OCI president Pat Hickey accepted the report was quite damning of Ireland’s true Olympic standing, but reckoned the door was wide open for a better relationship with the Sports Council.

“It sounds very depressing, but some good can come of it,” said Hickey. “It’s like we’re standing . . . nude out in the street. Well now we can put clothes on. I hope it shakes everybody up. There are very worrying things in it [the report]; that maybe our athletes across all the sports are not ambitious enough; that they don’t have the inner hunger that they should. The other is the mish-mash of different systems in the country aren’t working.

“But there seems to be some sort of inordinate fear in the Sports Council about the OCI. I don’t know whether it’s down to personalities or not. I get on very well with John Treacy [the Sports Council chief executive], but he seems to think that I’m out to wipe him out. Not at all. His role is nothing to do with me.

“We’ve a very friendly relationship. It’s just that he gets nervous about politics. He thinks that I’m trying to out-manoeuvre him. We don’t want to run Irish Sport. We just want some input. But, for example, we’ve asked for the last four years to be involved in the carding system, that we had a great contribution to make before the money was assessed. We were completely refused.

“Nor were they prepared to share with us the programmes that the national federations had submitted to the Sports Council. The national federations were afraid to give them to us in case it affected their grant aid. There’s a fear there all the time.

“I think what they’re doing to Athletics Ireland is an absolute disgrace. To have the Sports Council interfering with the appointment of key officials, or coaches, in any federation, and to hold back money is grossly unfair.”

Hickey suggested OCI member Susan Ahern, a sports lawyer and former volleyball international, as their candidate for the Sports Council board: “Not me, but someone with no baggage. That would create a buffer.

“If that person is there, it creates a rapport, so if there are problems coming down the line, we can sort them out before they do become an issue.”

The task of improving relations will fall on the desk of the Minister for Sport Martin Cullen, but in the meantime Hickey had some further suggestions of how Ireland’s Olympic chances can improve ahead of London 2012.

“I said in 1988 that the way forward was to concentrate on minority sports. I was laughed off the face of the earth. Track and field will always be the king of the Games, but if you look at the countries that are getting the medals, it’s in minority sports.

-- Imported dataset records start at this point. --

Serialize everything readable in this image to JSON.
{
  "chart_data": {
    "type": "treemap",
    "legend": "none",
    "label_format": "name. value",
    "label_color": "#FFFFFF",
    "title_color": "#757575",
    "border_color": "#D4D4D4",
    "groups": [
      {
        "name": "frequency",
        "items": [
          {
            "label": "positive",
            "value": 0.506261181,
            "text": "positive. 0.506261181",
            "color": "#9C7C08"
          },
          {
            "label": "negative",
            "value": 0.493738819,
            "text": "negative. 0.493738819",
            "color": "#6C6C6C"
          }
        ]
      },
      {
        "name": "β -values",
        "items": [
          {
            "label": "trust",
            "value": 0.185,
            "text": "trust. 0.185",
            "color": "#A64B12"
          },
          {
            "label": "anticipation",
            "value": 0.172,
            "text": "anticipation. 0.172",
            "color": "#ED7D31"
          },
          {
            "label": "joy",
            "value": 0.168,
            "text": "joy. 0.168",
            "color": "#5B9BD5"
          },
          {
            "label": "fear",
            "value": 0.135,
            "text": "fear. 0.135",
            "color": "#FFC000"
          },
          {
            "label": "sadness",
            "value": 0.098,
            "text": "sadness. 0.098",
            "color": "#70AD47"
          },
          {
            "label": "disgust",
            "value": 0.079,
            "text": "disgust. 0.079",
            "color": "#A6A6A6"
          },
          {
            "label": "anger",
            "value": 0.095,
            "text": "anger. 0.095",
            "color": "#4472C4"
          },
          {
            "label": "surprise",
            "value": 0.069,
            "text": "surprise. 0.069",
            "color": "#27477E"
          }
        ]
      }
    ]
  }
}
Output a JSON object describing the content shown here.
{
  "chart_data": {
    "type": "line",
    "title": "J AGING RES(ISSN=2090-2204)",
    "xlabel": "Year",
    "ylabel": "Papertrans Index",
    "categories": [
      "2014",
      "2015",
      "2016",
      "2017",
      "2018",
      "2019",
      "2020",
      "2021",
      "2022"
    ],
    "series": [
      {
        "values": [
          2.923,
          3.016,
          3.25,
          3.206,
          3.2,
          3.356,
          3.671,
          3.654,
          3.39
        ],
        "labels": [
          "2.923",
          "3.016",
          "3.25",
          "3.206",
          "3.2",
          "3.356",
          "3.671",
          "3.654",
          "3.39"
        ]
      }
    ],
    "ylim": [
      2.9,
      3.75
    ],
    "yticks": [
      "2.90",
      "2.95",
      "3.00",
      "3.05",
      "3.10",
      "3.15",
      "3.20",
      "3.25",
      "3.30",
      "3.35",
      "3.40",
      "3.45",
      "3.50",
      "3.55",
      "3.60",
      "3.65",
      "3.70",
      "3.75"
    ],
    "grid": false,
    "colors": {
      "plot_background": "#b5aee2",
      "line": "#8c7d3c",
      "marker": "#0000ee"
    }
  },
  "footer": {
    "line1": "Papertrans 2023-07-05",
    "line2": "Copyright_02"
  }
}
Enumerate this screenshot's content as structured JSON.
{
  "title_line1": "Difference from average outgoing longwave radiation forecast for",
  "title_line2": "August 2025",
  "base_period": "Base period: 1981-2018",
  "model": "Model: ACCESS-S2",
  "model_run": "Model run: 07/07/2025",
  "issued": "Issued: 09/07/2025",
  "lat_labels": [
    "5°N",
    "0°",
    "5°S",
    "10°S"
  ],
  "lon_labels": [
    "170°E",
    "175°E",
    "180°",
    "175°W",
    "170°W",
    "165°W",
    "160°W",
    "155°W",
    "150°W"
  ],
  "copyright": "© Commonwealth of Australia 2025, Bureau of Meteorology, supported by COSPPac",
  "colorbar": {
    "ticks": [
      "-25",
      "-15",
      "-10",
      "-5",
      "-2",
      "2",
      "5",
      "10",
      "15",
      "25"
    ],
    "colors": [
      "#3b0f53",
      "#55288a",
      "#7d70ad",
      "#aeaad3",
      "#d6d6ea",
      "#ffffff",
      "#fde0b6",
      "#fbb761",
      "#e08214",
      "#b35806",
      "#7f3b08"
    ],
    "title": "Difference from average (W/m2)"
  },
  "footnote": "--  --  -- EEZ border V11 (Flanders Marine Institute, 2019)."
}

“But we can forget about trying to attract teams here in the run-up to London, because we haven’t got the facilities. Knowing my colleagues in Europe, and around the world, if I brought them here, they wouldn’t see any Olympic standard facilities.

“They’d tell me I’m giving them a second-rate place to train in because I’ve had a look at what they’re offering in the UK. They’re offering £50,000 (€56,000) to come to a regional city. And these cities have fantastic facilities. Right now the benefit of London to us will be next to none. Except maybe a few tourists.”